The deeper meaning of each component of VUCA underscores the need for leaders and their teams to evolve from the practices of the past. It’s how leaders can view their organization’s current and future state. It relates to how leaders plan, make decisions, manage, adapt to change and problem-solve.
- Volatile – the nature and dynamics of change, and the nature and speed of change forces and change catalysts.
- Uncertain – the lack of predictability, the prospects for surprise, and the sense of awareness and understanding of issues and events.
- Complex – the multiplex of forces, the confounding of issues, no cause-and-effect chain and confusion that surrounds organization.
- Ambiguous – the haziness of reality, the potential for misreads, and the mixed meanings of conditions; cause-and-effect confusion.
Leading In The New Normal
Leading in the new normal is hard. It requires a new set of skills that many have not yet perfected.
1. First, we have to increase our self-awareness.
We have to see ourselves more objectively. We must put our self into perspective as if stepping out of our body and evaluating our actions. Growth happens only when we are willing to experience, reflect and progress through difficult situations with difficult emotions from difficult challenges. And we allow this process to change us.

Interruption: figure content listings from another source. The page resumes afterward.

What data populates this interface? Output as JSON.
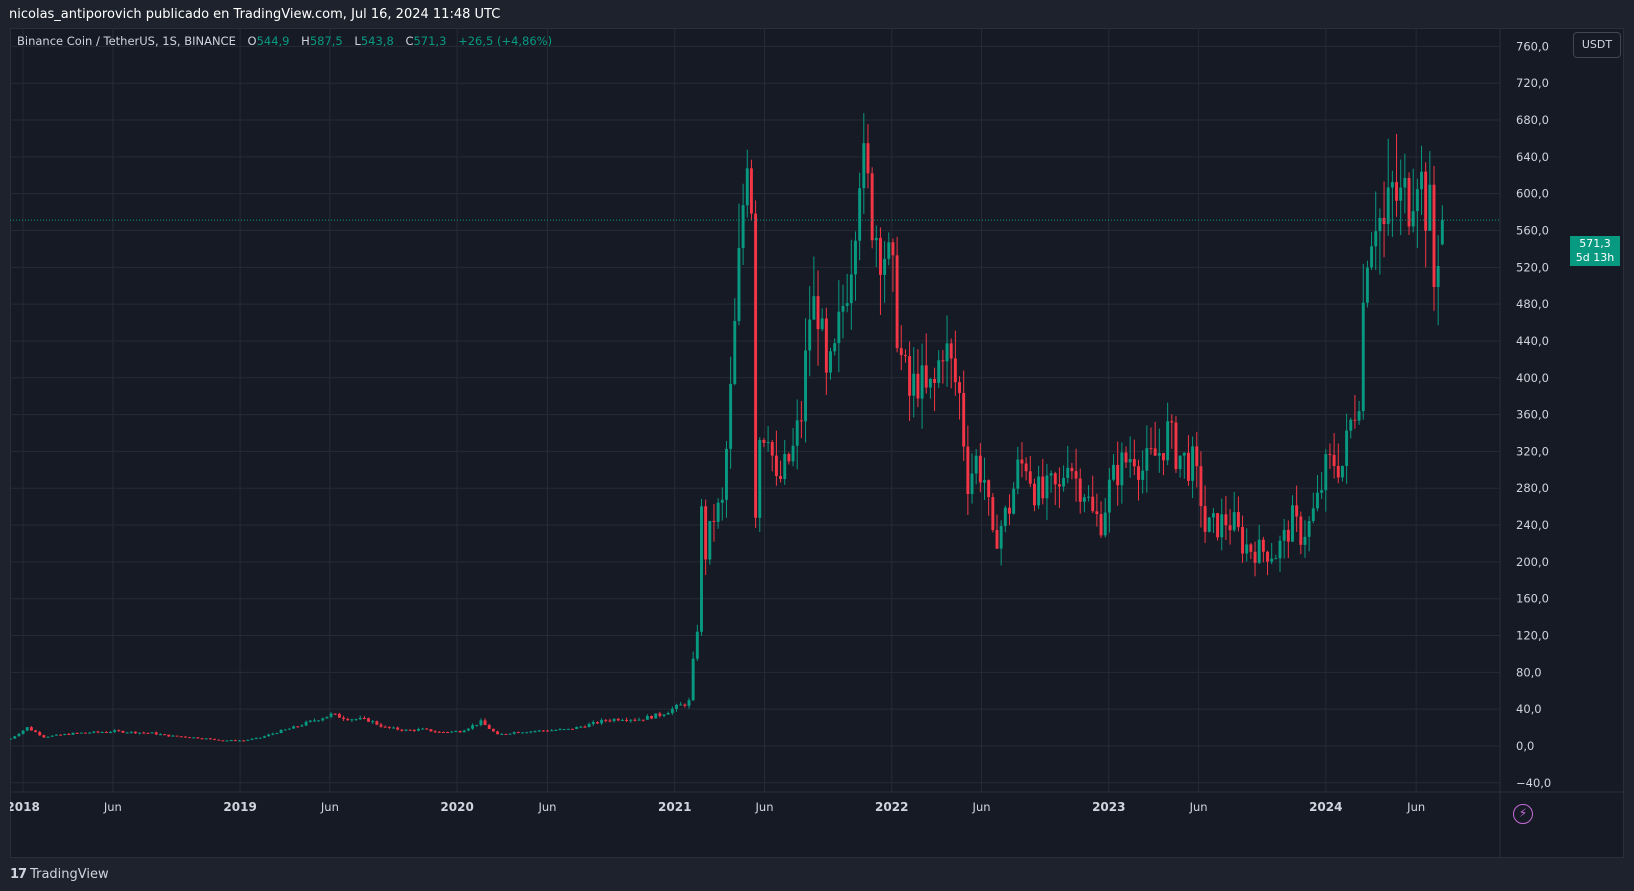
{
  "header": {
    "publisher_line": "nicolas_antiporovich publicado en TradingView.com, Jul 16, 2024 11:48 UTC"
  },
  "legend": {
    "symbol": "Binance Coin / TetherUS, 1S, BINANCE",
    "open_label": "O",
    "open_value": "544,9",
    "high_label": "H",
    "high_value": "587,5",
    "low_label": "L",
    "low_value": "543,8",
    "close_label": "C",
    "close_value": "571,3",
    "change": "+26,5 (+4,86%)"
  },
  "currency_button": "USDT",
  "last_price": {
    "value": "571,3",
    "countdown": "5d 13h"
  },
  "brand": {
    "logo": "17",
    "name": "TradingView"
  },
  "colors": {
    "up": "#089981",
    "down": "#f23645",
    "background": "#161a25",
    "grid": "#262a35",
    "text": "#d1d4dc",
    "accent": "#c56bd6"
  },
  "icons": {
    "alert": "lightning-icon"
  },
  "chart_data": {
    "type": "candlestick",
    "interval": "1 week",
    "quote_currency": "USDT",
    "ylim": [
      -50,
      780
    ],
    "y_ticks": [
      -40,
      0,
      40,
      80,
      120,
      160,
      200,
      240,
      280,
      320,
      360,
      400,
      440,
      480,
      520,
      560,
      600,
      640,
      680,
      720,
      760
    ],
    "y_tick_labels": [
      "−40,0",
      "0,0",
      "40,0",
      "80,0",
      "120,0",
      "160,0",
      "200,0",
      "240,0",
      "280,0",
      "320,0",
      "360,0",
      "400,0",
      "440,0",
      "480,0",
      "520,0",
      "560,0",
      "600,0",
      "640,0",
      "680,0",
      "720,0",
      "760,0"
    ],
    "x_ticks": [
      {
        "label": "2018",
        "date": "2018-01-01"
      },
      {
        "label": "Jun",
        "date": "2018-06-01"
      },
      {
        "label": "2019",
        "date": "2019-01-01"
      },
      {
        "label": "Jun",
        "date": "2019-06-01"
      },
      {
        "label": "2020",
        "date": "2020-01-01"
      },
      {
        "label": "Jun",
        "date": "2020-06-01"
      },
      {
        "label": "2021",
        "date": "2021-01-01"
      },
      {
        "label": "Jun",
        "date": "2021-06-01"
      },
      {
        "label": "2022",
        "date": "2022-01-01"
      },
      {
        "label": "Jun",
        "date": "2022-06-01"
      },
      {
        "label": "2023",
        "date": "2023-01-01"
      },
      {
        "label": "Jun",
        "date": "2023-06-01"
      },
      {
        "label": "2024",
        "date": "2024-01-01"
      },
      {
        "label": "Jun",
        "date": "2024-06-01"
      }
    ],
    "x_range": [
      "2017-12-10",
      "2024-10-20"
    ],
    "last_price_line": 571.3,
    "price_path": [
      [
        "2017-12-11",
        8
      ],
      [
        "2018-01-08",
        20
      ],
      [
        "2018-02-05",
        10
      ],
      [
        "2018-03-05",
        12
      ],
      [
        "2018-04-02",
        14
      ],
      [
        "2018-05-07",
        15
      ],
      [
        "2018-06-04",
        16
      ],
      [
        "2018-07-02",
        15
      ],
      [
        "2018-08-06",
        14
      ],
      [
        "2018-09-03",
        11
      ],
      [
        "2018-10-01",
        10
      ],
      [
        "2018-11-05",
        8
      ],
      [
        "2018-12-03",
        6
      ],
      [
        "2019-01-07",
        6
      ],
      [
        "2019-02-04",
        9
      ],
      [
        "2019-03-04",
        15
      ],
      [
        "2019-04-01",
        20
      ],
      [
        "2019-05-06",
        28
      ],
      [
        "2019-06-03",
        34
      ],
      [
        "2019-07-01",
        30
      ],
      [
        "2019-08-05",
        28
      ],
      [
        "2019-09-02",
        20
      ],
      [
        "2019-10-07",
        17
      ],
      [
        "2019-11-04",
        18
      ],
      [
        "2019-12-02",
        15
      ],
      [
        "2020-01-06",
        16
      ],
      [
        "2020-02-10",
        26
      ],
      [
        "2020-03-09",
        12
      ],
      [
        "2020-04-06",
        15
      ],
      [
        "2020-05-04",
        16
      ],
      [
        "2020-06-01",
        17
      ],
      [
        "2020-07-06",
        18
      ],
      [
        "2020-08-03",
        22
      ],
      [
        "2020-09-07",
        28
      ],
      [
        "2020-10-05",
        30
      ],
      [
        "2020-11-02",
        29
      ],
      [
        "2020-12-07",
        34
      ],
      [
        "2021-01-04",
        42
      ],
      [
        "2021-01-25",
        48
      ],
      [
        "2021-02-08",
        130
      ],
      [
        "2021-02-15",
        250
      ],
      [
        "2021-02-22",
        210
      ],
      [
        "2021-03-08",
        250
      ],
      [
        "2021-03-22",
        260
      ],
      [
        "2021-04-05",
        380
      ],
      [
        "2021-04-19",
        520
      ],
      [
        "2021-05-03",
        660
      ],
      [
        "2021-05-10",
        600
      ],
      [
        "2021-05-17",
        260
      ],
      [
        "2021-05-24",
        340
      ],
      [
        "2021-06-07",
        350
      ],
      [
        "2021-06-21",
        280
      ],
      [
        "2021-07-05",
        300
      ],
      [
        "2021-07-19",
        320
      ],
      [
        "2021-08-02",
        360
      ],
      [
        "2021-08-16",
        470
      ],
      [
        "2021-08-30",
        480
      ],
      [
        "2021-09-13",
        390
      ],
      [
        "2021-09-27",
        420
      ],
      [
        "2021-10-11",
        480
      ],
      [
        "2021-10-25",
        540
      ],
      [
        "2021-11-08",
        640
      ],
      [
        "2021-11-22",
        600
      ],
      [
        "2021-12-06",
        560
      ],
      [
        "2021-12-20",
        540
      ],
      [
        "2022-01-03",
        500
      ],
      [
        "2022-01-17",
        420
      ],
      [
        "2022-01-31",
        380
      ],
      [
        "2022-02-14",
        400
      ],
      [
        "2022-02-28",
        380
      ],
      [
        "2022-03-14",
        390
      ],
      [
        "2022-03-28",
        440
      ],
      [
        "2022-04-11",
        410
      ],
      [
        "2022-04-25",
        380
      ],
      [
        "2022-05-09",
        290
      ],
      [
        "2022-05-23",
        310
      ],
      [
        "2022-06-06",
        290
      ],
      [
        "2022-06-20",
        220
      ],
      [
        "2022-07-04",
        240
      ],
      [
        "2022-07-18",
        260
      ],
      [
        "2022-08-01",
        300
      ],
      [
        "2022-08-15",
        310
      ],
      [
        "2022-08-29",
        280
      ],
      [
        "2022-09-12",
        270
      ],
      [
        "2022-09-26",
        280
      ],
      [
        "2022-10-10",
        275
      ],
      [
        "2022-10-24",
        320
      ],
      [
        "2022-11-07",
        290
      ],
      [
        "2022-11-21",
        280
      ],
      [
        "2022-12-05",
        250
      ],
      [
        "2022-12-19",
        245
      ],
      [
        "2023-01-02",
        280
      ],
      [
        "2023-01-16",
        300
      ],
      [
        "2023-01-30",
        310
      ],
      [
        "2023-02-13",
        320
      ],
      [
        "2023-02-27",
        300
      ],
      [
        "2023-03-13",
        310
      ],
      [
        "2023-03-27",
        320
      ],
      [
        "2023-04-10",
        340
      ],
      [
        "2023-04-24",
        320
      ],
      [
        "2023-05-08",
        310
      ],
      [
        "2023-05-22",
        305
      ],
      [
        "2023-06-05",
        270
      ],
      [
        "2023-06-12",
        235
      ],
      [
        "2023-07-03",
        240
      ],
      [
        "2023-07-17",
        245
      ],
      [
        "2023-07-31",
        240
      ],
      [
        "2023-08-14",
        220
      ],
      [
        "2023-08-28",
        215
      ],
      [
        "2023-09-11",
        212
      ],
      [
        "2023-09-25",
        212
      ],
      [
        "2023-10-09",
        210
      ],
      [
        "2023-10-23",
        225
      ],
      [
        "2023-11-06",
        245
      ],
      [
        "2023-11-20",
        230
      ],
      [
        "2023-12-04",
        240
      ],
      [
        "2023-12-18",
        265
      ],
      [
        "2024-01-01",
        300
      ],
      [
        "2024-01-15",
        310
      ],
      [
        "2024-01-29",
        305
      ],
      [
        "2024-02-12",
        350
      ],
      [
        "2024-02-26",
        390
      ],
      [
        "2024-03-04",
        480
      ],
      [
        "2024-03-11",
        550
      ],
      [
        "2024-03-25",
        585
      ],
      [
        "2024-04-08",
        560
      ],
      [
        "2024-04-22",
        600
      ],
      [
        "2024-05-06",
        590
      ],
      [
        "2024-05-20",
        600
      ],
      [
        "2024-06-03",
        640
      ],
      [
        "2024-06-10",
        610
      ],
      [
        "2024-06-17",
        590
      ],
      [
        "2024-06-24",
        575
      ],
      [
        "2024-07-01",
        500
      ],
      [
        "2024-07-08",
        545
      ],
      [
        "2024-07-15",
        571.3
      ]
    ]
  }
}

2. Along with this shift in perspective, leaders have to focus on alignment.
They must align with the organization’s mission, strategy, customers’ needs and future possibilities. Using aligned foresight is hard and often feels clumsy.
3. Another challenge with leading in the new normal is that it’s now a team sport.
It requires that the leadership team adapt collectively through coordinated change. As if it wasn’t hard enough for you to increase your self-awareness and see yourself more objectively. Now the entire team has to evolve through this process.
Ultimately, the new normal is anything but normal. It’s not business as usual. The bigger question is whether our leadership has changed with it.
What’s holding you back from evolving into new normal leadership? What’s most challenging about new normal leadership?